4.3.2 Prime Ring Problem

Problem Description

A ring is compose of n circles as shown in diagram. Put natural number 1, 2, ..., n into each circle separately, and the sum of numbers in two adjacent circles should be a prime.

Note: the number of first circle should always be 1.

 

Input

n (0 < n < 20).

 

Output

            The output format is shown as sample below. Each row represents a series of circle numbers in the ring beginning from 1 clockwisely and anticlockwisely. The order of numbers must satisfy the above requirements. Print solutions in lexicographical order.

You are to write a program that completes above process.
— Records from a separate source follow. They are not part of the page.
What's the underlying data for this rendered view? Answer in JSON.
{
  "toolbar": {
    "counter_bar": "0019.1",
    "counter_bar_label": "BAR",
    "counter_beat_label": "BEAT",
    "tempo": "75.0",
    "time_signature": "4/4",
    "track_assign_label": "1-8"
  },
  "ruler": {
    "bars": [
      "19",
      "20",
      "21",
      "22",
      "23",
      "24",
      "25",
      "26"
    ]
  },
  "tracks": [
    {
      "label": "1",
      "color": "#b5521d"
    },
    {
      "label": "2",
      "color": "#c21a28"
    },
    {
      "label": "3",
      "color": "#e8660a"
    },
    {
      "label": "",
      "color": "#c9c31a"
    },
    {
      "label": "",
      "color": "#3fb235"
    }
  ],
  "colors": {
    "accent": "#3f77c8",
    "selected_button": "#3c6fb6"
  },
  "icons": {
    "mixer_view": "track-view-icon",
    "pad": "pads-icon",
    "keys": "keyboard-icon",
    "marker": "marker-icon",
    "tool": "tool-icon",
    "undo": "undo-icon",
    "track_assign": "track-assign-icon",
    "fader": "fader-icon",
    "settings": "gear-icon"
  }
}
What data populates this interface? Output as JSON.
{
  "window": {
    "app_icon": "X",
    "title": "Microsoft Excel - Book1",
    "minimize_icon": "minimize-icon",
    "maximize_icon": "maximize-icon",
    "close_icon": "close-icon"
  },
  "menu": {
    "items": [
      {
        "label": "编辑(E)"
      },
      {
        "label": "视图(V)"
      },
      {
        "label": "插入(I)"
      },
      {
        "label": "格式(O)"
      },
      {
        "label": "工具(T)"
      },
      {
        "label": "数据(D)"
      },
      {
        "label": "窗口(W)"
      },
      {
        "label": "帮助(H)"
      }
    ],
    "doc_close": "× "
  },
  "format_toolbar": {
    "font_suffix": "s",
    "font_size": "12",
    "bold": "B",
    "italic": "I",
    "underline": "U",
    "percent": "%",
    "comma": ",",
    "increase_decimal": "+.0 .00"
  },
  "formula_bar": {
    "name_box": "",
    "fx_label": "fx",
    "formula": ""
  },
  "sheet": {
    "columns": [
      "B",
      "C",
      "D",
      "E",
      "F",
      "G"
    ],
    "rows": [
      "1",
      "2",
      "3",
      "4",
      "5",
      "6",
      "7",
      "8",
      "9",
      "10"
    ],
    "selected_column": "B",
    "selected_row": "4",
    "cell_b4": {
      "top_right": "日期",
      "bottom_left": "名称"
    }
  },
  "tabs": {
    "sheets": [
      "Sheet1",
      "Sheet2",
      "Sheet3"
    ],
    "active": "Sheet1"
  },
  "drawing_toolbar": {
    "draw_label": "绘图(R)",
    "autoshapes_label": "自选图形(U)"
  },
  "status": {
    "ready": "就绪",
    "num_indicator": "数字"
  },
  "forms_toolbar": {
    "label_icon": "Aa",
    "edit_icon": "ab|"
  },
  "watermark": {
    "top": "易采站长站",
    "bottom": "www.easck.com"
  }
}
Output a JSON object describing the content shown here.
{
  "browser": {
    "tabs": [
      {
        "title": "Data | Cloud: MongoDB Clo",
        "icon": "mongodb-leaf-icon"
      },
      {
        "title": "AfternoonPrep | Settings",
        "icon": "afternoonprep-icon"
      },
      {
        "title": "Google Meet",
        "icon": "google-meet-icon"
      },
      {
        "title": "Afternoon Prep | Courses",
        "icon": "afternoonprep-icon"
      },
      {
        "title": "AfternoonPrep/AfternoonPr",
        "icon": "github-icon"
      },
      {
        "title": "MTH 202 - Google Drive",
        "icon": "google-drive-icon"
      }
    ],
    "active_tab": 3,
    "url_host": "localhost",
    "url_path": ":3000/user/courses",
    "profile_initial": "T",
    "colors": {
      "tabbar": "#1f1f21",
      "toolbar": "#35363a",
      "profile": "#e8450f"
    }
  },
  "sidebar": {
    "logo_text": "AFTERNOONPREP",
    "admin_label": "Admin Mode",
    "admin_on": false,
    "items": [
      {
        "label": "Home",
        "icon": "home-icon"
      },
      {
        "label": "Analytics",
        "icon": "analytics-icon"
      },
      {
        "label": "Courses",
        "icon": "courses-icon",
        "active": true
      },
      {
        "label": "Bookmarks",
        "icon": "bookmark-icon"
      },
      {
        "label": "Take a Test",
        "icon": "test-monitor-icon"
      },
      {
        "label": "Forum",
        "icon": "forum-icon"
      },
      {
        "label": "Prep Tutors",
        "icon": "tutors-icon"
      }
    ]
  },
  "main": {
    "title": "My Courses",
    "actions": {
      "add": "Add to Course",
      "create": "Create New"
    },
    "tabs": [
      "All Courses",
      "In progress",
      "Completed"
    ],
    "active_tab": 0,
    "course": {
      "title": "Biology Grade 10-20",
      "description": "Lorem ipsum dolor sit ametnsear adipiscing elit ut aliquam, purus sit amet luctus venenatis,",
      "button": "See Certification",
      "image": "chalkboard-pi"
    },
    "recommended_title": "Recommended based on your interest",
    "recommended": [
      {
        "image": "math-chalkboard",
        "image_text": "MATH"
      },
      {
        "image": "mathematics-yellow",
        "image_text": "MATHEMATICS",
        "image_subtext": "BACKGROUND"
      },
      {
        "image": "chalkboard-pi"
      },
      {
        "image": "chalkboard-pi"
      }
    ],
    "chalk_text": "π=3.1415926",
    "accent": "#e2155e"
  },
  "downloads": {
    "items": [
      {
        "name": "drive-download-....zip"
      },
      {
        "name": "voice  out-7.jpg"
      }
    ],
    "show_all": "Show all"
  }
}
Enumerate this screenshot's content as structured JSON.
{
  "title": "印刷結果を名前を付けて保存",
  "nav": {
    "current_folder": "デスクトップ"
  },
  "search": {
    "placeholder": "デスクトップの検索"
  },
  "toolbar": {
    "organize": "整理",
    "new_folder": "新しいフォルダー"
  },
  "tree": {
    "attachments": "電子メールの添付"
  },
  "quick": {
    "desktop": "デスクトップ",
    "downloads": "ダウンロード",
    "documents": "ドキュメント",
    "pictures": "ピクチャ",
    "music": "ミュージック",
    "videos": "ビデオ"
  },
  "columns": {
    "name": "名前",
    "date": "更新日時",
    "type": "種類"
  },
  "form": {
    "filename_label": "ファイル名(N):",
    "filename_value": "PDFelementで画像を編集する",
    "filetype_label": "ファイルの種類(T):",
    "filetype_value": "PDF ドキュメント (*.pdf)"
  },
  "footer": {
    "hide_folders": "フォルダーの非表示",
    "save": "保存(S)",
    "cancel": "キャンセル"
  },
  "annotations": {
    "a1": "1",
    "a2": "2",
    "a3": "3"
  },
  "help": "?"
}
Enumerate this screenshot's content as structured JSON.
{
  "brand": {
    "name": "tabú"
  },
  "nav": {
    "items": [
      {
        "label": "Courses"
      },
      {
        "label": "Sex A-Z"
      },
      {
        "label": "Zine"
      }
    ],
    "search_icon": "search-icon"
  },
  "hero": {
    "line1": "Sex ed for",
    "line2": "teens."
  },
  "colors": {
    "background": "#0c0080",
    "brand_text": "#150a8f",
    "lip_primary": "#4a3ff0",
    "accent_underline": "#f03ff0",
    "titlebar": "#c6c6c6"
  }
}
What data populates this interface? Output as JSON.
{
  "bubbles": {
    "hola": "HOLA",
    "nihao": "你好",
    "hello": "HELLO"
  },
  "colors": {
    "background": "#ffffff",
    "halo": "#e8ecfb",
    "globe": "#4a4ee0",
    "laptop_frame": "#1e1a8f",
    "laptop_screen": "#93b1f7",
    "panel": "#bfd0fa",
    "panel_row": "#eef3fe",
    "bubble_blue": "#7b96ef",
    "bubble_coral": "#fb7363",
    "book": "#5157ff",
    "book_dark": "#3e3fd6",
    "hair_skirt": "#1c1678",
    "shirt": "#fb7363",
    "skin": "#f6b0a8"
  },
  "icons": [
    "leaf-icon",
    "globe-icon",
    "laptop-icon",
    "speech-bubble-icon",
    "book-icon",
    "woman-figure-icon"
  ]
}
Print a blank line after each case.

 

Sample Input

6
8

 

Sample Output

Case 1:
1 4 3 2 5 6
1 6 5 2 3 4

Case 2:
1 2 3 8 5 6 7 4
1 2 5 8 3 4 7 6
1 4 7 6 5 8 3 2
1 6 7 4 3 8 5 2

 

Source

Asia 1996, Shanghai (Mainland China)

 

Recommend

JGShining

 思路：dfs，我是预处理，将每一个数可以与之匹配的质数先找出来，再dfs

#include <cstdio>
#include <cstring>
using namespace std;
const int b[]={2,3,5,7,11,13,17,19,23,29,31,37};
int a[22],x[22][10],c[22];
int n,t;
bool prime[40],f[40];

bool judge(int k)
{
    if (prime[k]) return true;
    return false;
}

void w(int k)
{
    prime[k]=true;
}

void dfs(int k)
{
int t;
if (n==k)
{
//    printf("a[k]:%d a[k-1]:%d k:%d\n",a[k],a[k-1],k);
    if (judge(a[k-1]+1))
    {
        for (int i=0;i<n-1;i++)
            printf("%d ",a[i]);
        printf("%d\n",a[n-1]);
    //    printf("\n");
   }
    return;
}
for (int i=0;i<c[a[k-1]];i++)
{
    t=x[a[k-1]][i];
    if (t>n) break;
    if (not f[t])
    {
        f[t]=true;
        a[k]=t;
        dfs(k+1);
       a[k]=0;
        f[t]=false;
    }
}
}

void init()
{
memset(prime,false,sizeof(prime));
memset(c,false,sizeof(c));
for (int i=0;i<11;i++)
    w(b[i]);
//for (int i=0;i<41;i++)
//    if (prime[i]) printf("%d \n",i);

for (int i=0;i<20;i++)
    for (int j=1;j<20;j++)
        if (i!=j && judge(i+j))
        {
            x[i][c[i]]=j;
            c[i]++;
        }
int cnt=0;
   while (scanf("%d",&n)!=EOF)
    {
        cnt++;
        printf("Case %d:\n",cnt);
        memset(f,false,sizeof(f));
        f[1]=true;
        a[0]=1;
       dfs(1);
        printf("\n");
    }
}

int main ()
{
init();
return 0;
}